With the largest and most powerful space telescope ever built as cargo, nothing about this trip was normal.

A custom-made ‘suitcase’

As a one-of-a-kind machine, Webb required a colossal, specially designed “suitcase” known as STTARS, short for Space Telescope Transporter for Air, Road and Sea. STTARS weighs about 168,000 pounds (76,000 kilograms). It is 18 feet (5.5 meters) high, 15 feet (4.6 meters) wide, and 110 feet (33.5 meters) long—about twice the length of a semi-trailer.

This custom container was outfitted for any extreme or unexpected conditions Webb could have encountered during travel. In designing, building, and testing STTARS, engineers carefully tested how to best protect the container from heavy rainfall and other environmental factors.

Charting the course

Planning any trip is hard work. With Webb, added to that are the logistics of transporting an extremely large and incredibly sensitive space telescope across two oceans.

For Charlie Diaz, Webb’s launch site operations manager at NASA’s Goddard Space Flight Center in Greenbelt, Maryland, Webb’s arrival in Kourou was the culmination of years of preparation: “There are just thousands of different things that go on behind the scenes: pulling permits, avoiding obstructions, selecting alternate routes…all kinds of nuances. I’m so proud of our team—we’ve been working at this now for a long time.”

Webb’s ship voyage will ultimately be bookended by two short drives, one in California and one in French Guiana. The first took Webb from Northrop Grumman’s facilities in Redondo Beach, California, to its nearby port of departure at Naval Weapons Station Seal Beach. The second drive will bring Webb from the Port de Pariacabo to its launch site of Europe’s Spaceport in Kourou.

Running a clean ship

As with other spacecraft, Webb must be kept clean while it is on Earth.

STTARS is essentially a mobile clean room. When Webb is on the move, STTARS maintains a low level of contaminants inside the container—no more than 100 airborne particles greater than or equal to 0.5 microns in size. For reference, half a micron is just one hundredth of the width of a human hair!

Webb’s contamination control team employed several tried-and-true methods to clean both the outside and inside of the container and prepare it for receiving and carrying Webb. Members carefully inspected each screw, nut, and bolt for residual contaminants using ultraviolet light. Next, Webb was installed into STTARS while both were inside the Northrop Grumman clean room. This will seal in cleanliness until STTARS can be opened inside the receiving clean room at the launch site.

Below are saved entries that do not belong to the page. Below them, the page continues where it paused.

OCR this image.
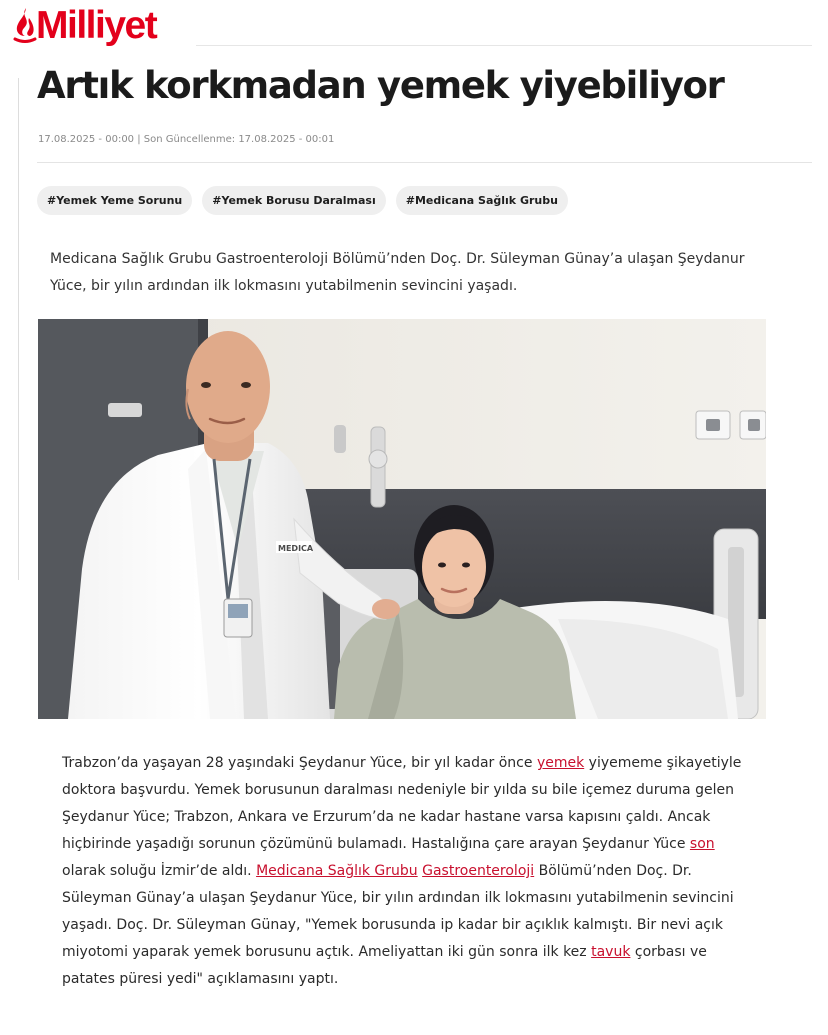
Milliyet
Artık korkmadan yemek yiyebiliyor
17.08.2025 - 00:00 | Son Güncellenme: 17.08.2025 - 00:01
#Yemek Yeme Sorunu	#Yemek Borusu Daralması	#Medicana Sağlık Grubu

Medicana Sağlık Grubu Gastroenteroloji Bölümü’nden Doç. Dr. Süleyman Günay’a ulaşan Şeydanur Yüce, bir yılın ardından ilk lokmasını yutabilmenin sevincini yaşadı.

MEDICA

Trabzon’da yaşayan 28 yaşındaki Şeydanur Yüce, bir yıl kadar önce yemek yiyememe şikayetiyle doktora başvurdu. Yemek borusunun daralması nedeniyle bir yılda su bile içemez duruma gelen Şeydanur Yüce; Trabzon, Ankara ve Erzurum’da ne kadar hastane varsa kapısını çaldı. Ancak hiçbirinde yaşadığı sorunun çözümünü bulamadı. Hastalığına çare arayan Şeydanur Yüce son olarak soluğu İzmir’de aldı. Medicana Sağlık Grubu Gastroenteroloji Bölümü’nden Doç. Dr. Süleyman Günay’a ulaşan Şeydanur Yüce, bir yılın ardından ilk lokmasını yutabilmenin sevincini yaşadı. Doç. Dr. Süleyman Günay, "Yemek borusunda ip kadar bir açıklık kalmıştı. Bir nevi açık miyotomi yaparak yemek borusunu açtık. Ameliyattan iki gün sonra ilk kez tavuk çorbası ve patates püresi yedi" açıklamasını yaptı.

Neil Patel, Webb’s transportation manager at Goddard, was one of five Webb team members who accompanied STTARS on its journey to ensure that Webb would remain in good condition: “Traveling through the Panama Canal with Webb was a once-in-a-lifetime experience, and a first-time activity for our team. It was very special to be bringing this observatory to the very last place it will be here on Earth,” he said.

Having been transported by land, air, and now sea, the Webb telescope can already be considered a seasoned traveler. Soon, it will enter the final frontier it hasn’t explored—the great expanse of space.